Em 10 de dezembro de 1896, no Théâtre de L’Oeuvre, estreou certa farsa colegial, de certo jovem boêmio parisiense Alfred Jarry. A peça era Ubu Roi. E, já ao final daquela mesma noite, o espetáculo havia produzido tumulto tão contagioso, como de há muito Paris não experimentava, que se podia mesmo afirmar que a primeira fala do protagonista – “merde!” – estilhaçou o conforto da plateia.
Nascia ali, diante dos olhos do público atônito, o teatro de vanguarda do século 20. Ubu Roi era “cem por cento teatro, e, no limite da realidade, criou outra realidade com o auxílio dos símbolos”.
De um pulo para os nossos dias... Ocorreu na última quinta-feira, 24, em Salvador-Bahia, na Sala do Coro do Teatro Castro Alves, às 20 horas, a estreia do espetáculo ‘Outra Tempestade’, resultante da edição 2011 do TCA-Núcleo, com direção do cubano Luis Alonso. Nas palavras do diretor, seu atual trabalho visa “revisitar os personagens clássicos da dramaturgia shakespeariana, numa parábola que evidencia (?) o processo de formação da miscigenação do povo brasileiro”. Parece enunciado de bula de remédio, mas, vamos em frente!:
Lembro-me que na faculdade de direção teatral, existia um professor, de literatura dramática, que não se cansava de aconselhar-nos quanto à importância de se concluir o Curso conhecendo todas as peças de W. Shakespeare. O pobre, no entanto, esqueceu-se de avisar aos alunos que - conhecer - de há muito não é garantia de sucesso.

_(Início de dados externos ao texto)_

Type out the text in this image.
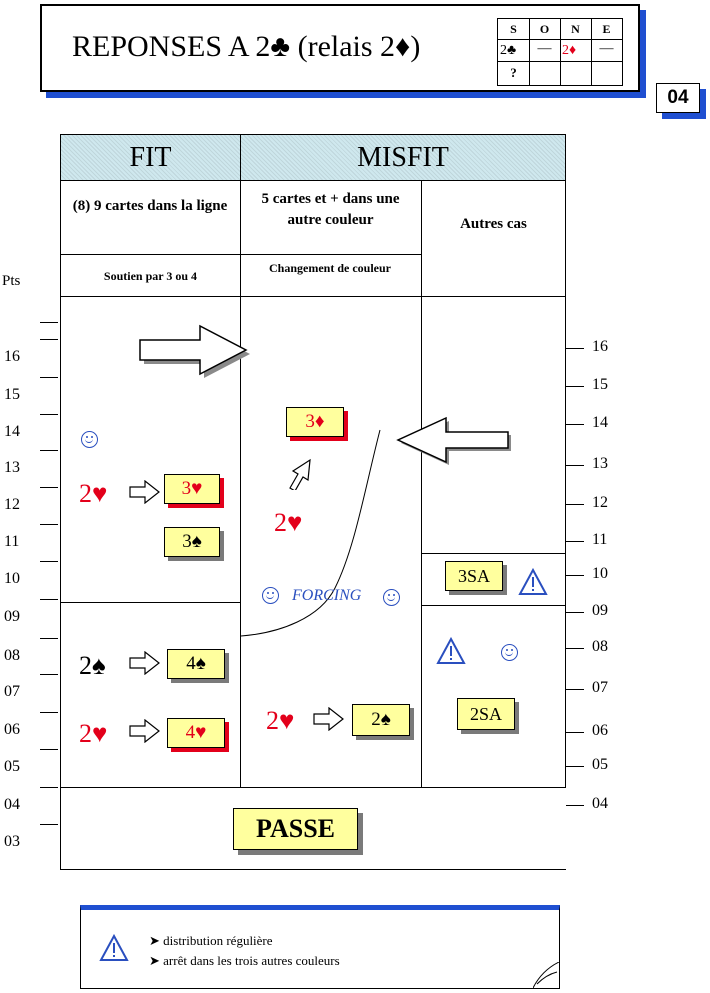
REPONSES A 2♣ (relais 2♦)
S	O	N	E
2♣	— 2♦	—
?
04
FIT	MISFIT
(8) 9 cartes dans la ligne
Soutien par 3 ou 4
5 cartes et + dans une autre couleur
Changement de couleur
Autres cas
Pts
16
15
14
13
12
11
10
09
08
07
06
05
04
03
16
15
14
13
12
11
10
09
08
07
06
05
04
2♥	3♥
3♠
2♠	4♠
2♥	4♥
3♦
2♥
FORCING
2♥	2♠
3SA
2SA
PASSE
➤ distribution régulière
➤ arrêt dans les trois autres couleurs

Do outro lado, está um grande número de ‘jovens’ diretores que abominam, e desprezam tudo que vem historicamente carimbado com o rótulo de ‘clássico’. Inclusive, é claro, a dramaturgia clássica. E aqui, novamente me recordo de outro saudoso professor, que nos ensinava que para criar o ‘novo’, o diretor necessita dominar o ‘velho’. Ou agora, eu, parafraseando Proust: ‘Só se bem destrói aquilo que bem se conhece’.
Pois bem, essa ‘Outra Tempestade’ de L. Alonso não cumpre sua promessa de revisitar personagens clássicos shakespearianos. E isso por vários motivos facilmente observados: a um, a presente encenação parece mais desconhecer do que desconstruir. Ou Alonso conhece Shakespeare (teoricamente) e, (cenicamente) não consegue revisitá-lo, ou, não conseguiu revisitá-lo porque o desconhece.
Simplificando: para poder extrair, com algum sentido, personagens de uma obra e coloca-los noutro contexto dramático-cênico, primeiro faz-se indispensável conhecer bem (ter estudado, ter lido direitinho, sabe?) essa obra [ou esta(s) peça(s)], simplesmente porque os personagens, sem a substância dramática interna (da peça), não existem.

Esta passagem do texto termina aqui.